16La réserve du Français appelle d’autres réserves. Parmi toutes les merveilles du règne de Louis XIV qui ont été exhibées devant l’ambassadeur lors de sa visite (Versailles, le Louvre, l’Observatoire, les Gobelins, etc.), pourquoi illustrer comme un climax sa visite à la Comédie-Italienne ? Pourquoi choisir sa présence dans ce théâtre pour la « graver au Temple de Mémoire [31] » ? Mohammed Temim n’avait-il pas été honoré à la cour par deux représentations d’Atys, à l’Académie Royale de Musique par une représentation du Triomphe de l’Amour, et enfin la veille de son départ d’une Proserpine « que Mr de Lully voulut lui donner, afin de lui laisser en partant une grande idée des divertissements de France [32] » ? Or les émotions associées à ces spectacles officiels, dans la relation qu’en donne le périodique, sont avant tout la surprise et l’étonnement, non le plaisir, réservé essentiellement à la Comédie-Italienne.

17La publication dans le Mercure galant du portrait de l’ambassadeur du Maroc à la Comédie-Italienne célèbre ainsi un spectacle joué à la ville plutôt qu’à la cour, auquel l’ambassadeur assiste par plaisir, et non par obligation ou tradition diplomatique ; un spectacle représenté dans une salle prestigieuse, mais concurrente de celle où se produit désormais la Troupe Royale ; un spectacle joué de surcroît en italien, faute d’être alors autorisé en français. Sur une scène, enfin, qui était sans doute l’un des derniers espaces de déploiement d’une gestuelle théâtrale grivoise. Bien avant que les Comédiens-Italiens soient chassés en 1697 et que la Comédie-Italienne devienne un symbole d’opposition [33], il est tentant de lire le choix d’illustration du Mercure galant, au-delà de sa dimension esthétique, comme un éloge paradoxal ou comme la critique feutrée d’un double monopole instauré sur la musique et sur la langue par la politique culturelle centralisatrice de Louis XIV : un privilège de 1672 autorisait en effet le seul Lully à créer des opéras, tandis que la Troupe Royale possédait depuis août 1680 le monopole des pièces de théâtre en français dans tout le royaume.

18Il faut donc que la publication de cette estampe témoigne soit d’un parti-pris esthétique et idéologique – défense du goût italien en matière de spectacle, jusque dans les lazzi indécents, et critique des monopoles [34] –, soit d’une occasion privilégiée : l’accès aisé par le directeur du Mercure galant à un dessin représentant la scène – voire des deux possibilités à la fois. Et de fait, le jeune peintre Antoine Coypel aurait gracieusement offert son dessin à Donneau de Visé, mention assez rare dans la présentation des estampes du périodique pour être prise au sérieux :

19

Un très habile homme de mes amis, ayant dessiné pour son plaisir lui [l’ambassadeur] et tous ceux de sa suite la première fois qu’il alla à la comédie, m’a fait la grâce de me donner leurs portraits.
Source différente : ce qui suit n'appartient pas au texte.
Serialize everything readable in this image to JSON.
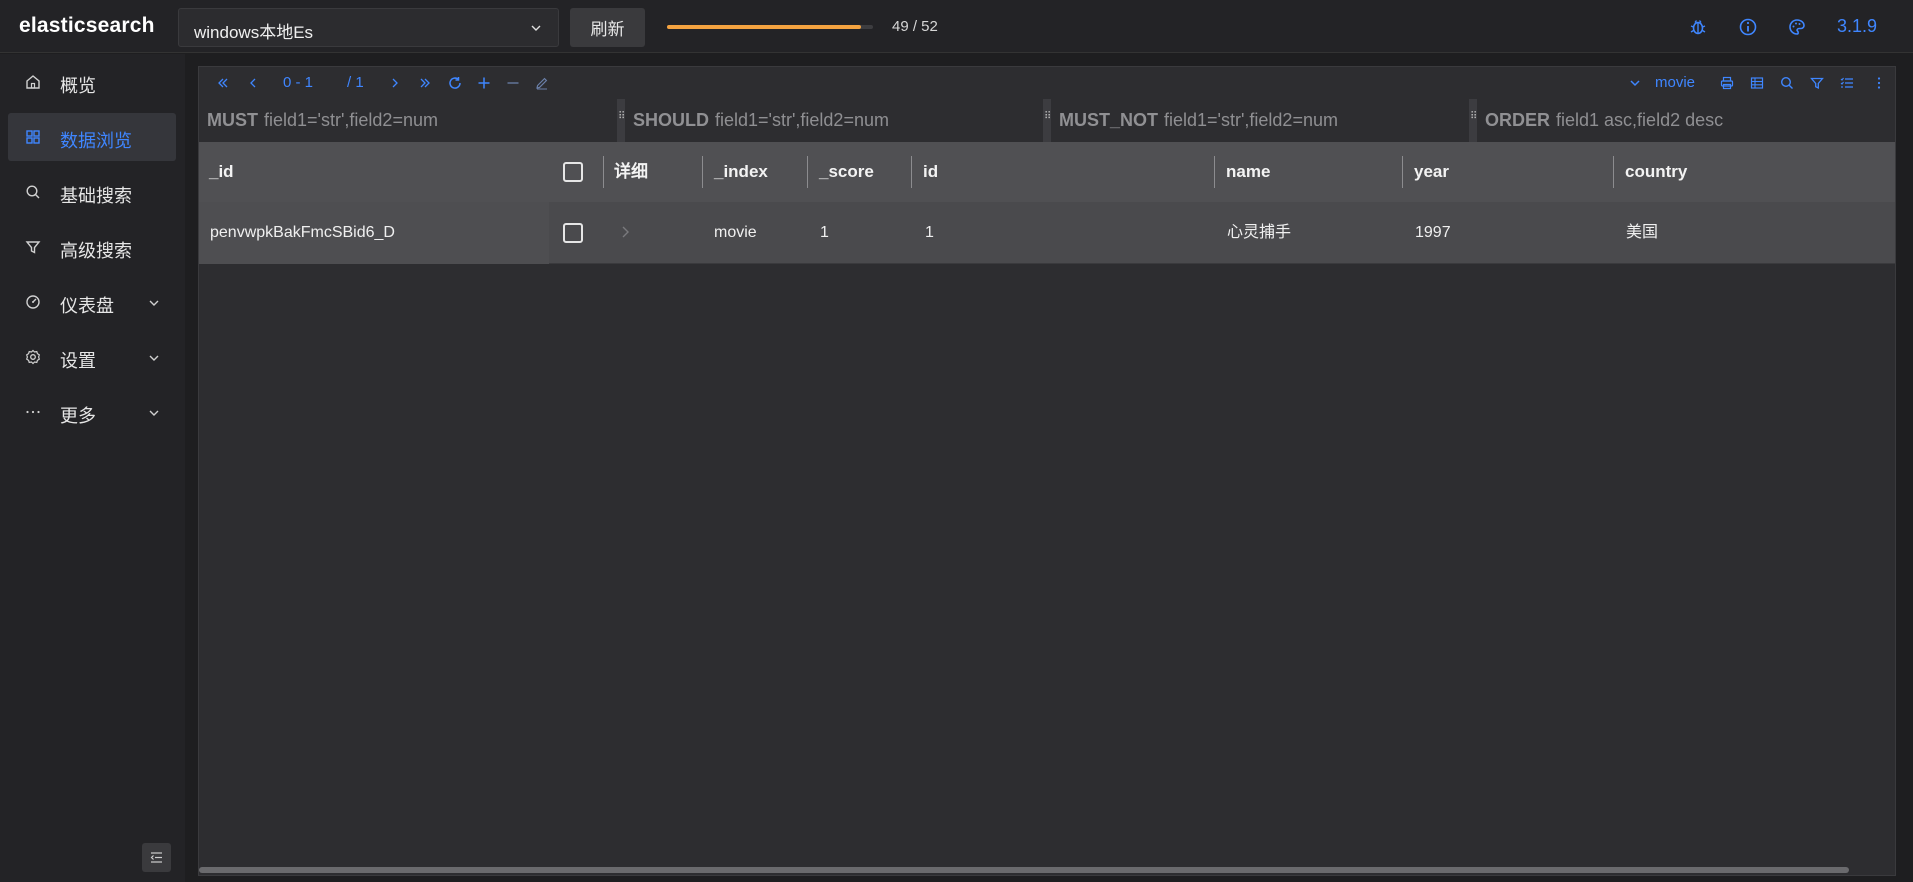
{
  "app": {
    "title": "elasticsearch",
    "version": "3.1.9"
  },
  "header": {
    "connection": "windows本地Es",
    "refresh_label": "刷新",
    "progress_text": "49 / 52",
    "progress_fraction": 0.942,
    "progress_color": "#f4a340",
    "icons": [
      "bug-icon",
      "info-icon",
      "palette-icon"
    ]
  },
  "sidebar": {
    "items": [
      {
        "label": "概览",
        "icon": "home-icon",
        "active": false,
        "expandable": false
      },
      {
        "label": "数据浏览",
        "icon": "grid-icon",
        "active": true,
        "expandable": false
      },
      {
        "label": "基础搜索",
        "icon": "search-icon",
        "active": false,
        "expandable": false
      },
      {
        "label": "高级搜索",
        "icon": "filter-icon",
        "active": false,
        "expandable": false
      },
      {
        "label": "仪表盘",
        "icon": "dashboard-icon",
        "active": false,
        "expandable": true
      },
      {
        "label": "设置",
        "icon": "gear-icon",
        "active": false,
        "expandable": true
      },
      {
        "label": "更多",
        "icon": "more-icon",
        "active": false,
        "expandable": true
      }
    ]
  },
  "toolbar": {
    "page_range": "0 - 1",
    "page_total": "/ 1",
    "index_name": "movie",
    "accent_color": "#3f86ff"
  },
  "filters": {
    "must": {
      "keyword": "MUST",
      "placeholder": "field1='str',field2=num"
    },
    "should": {
      "keyword": "SHOULD",
      "placeholder": "field1='str',field2=num"
    },
    "must_not": {
      "keyword": "MUST_NOT",
      "placeholder": "field1='str',field2=num"
    },
    "order": {
      "keyword": "ORDER",
      "placeholder": "field1 asc,field2 desc"
    }
  },
  "table": {
    "columns": [
      "_id",
      "详细",
      "_index",
      "_score",
      "id",
      "name",
      "year",
      "country"
    ],
    "rows": [
      {
        "_id": "penvwpkBakFmcSBid6_D",
        "_index": "movie",
        "_score": "1",
        "id": "1",
        "name": "心灵捕手",
        "year": "1997",
        "country": "美国"
      }
    ]
  }
}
Je vous les envoie. Vous serez persuadée de leur ressemblance, quand vous aurez su qu’ils ont été dessinés par le même qui me donna le portrait de la Voisin, qu’il fit si bien ressembler, quoiqu’il ne l’eût vue que dans le moment qu’on la conduisait à N. Dame. La vivacité de son génie ne peut s’exprimer. [35]

20Le périodique mondain ne cache pas du reste dans ces années-là sa prédilection pour les opéras et grands spectacles italiens [36] subventionnés par des particuliers : éloges généreux mais quelque peu dissonants dans le concert bien réglé de la centralisation administrative et culturelle de l’absolutisme monarchique, alors à son apogée.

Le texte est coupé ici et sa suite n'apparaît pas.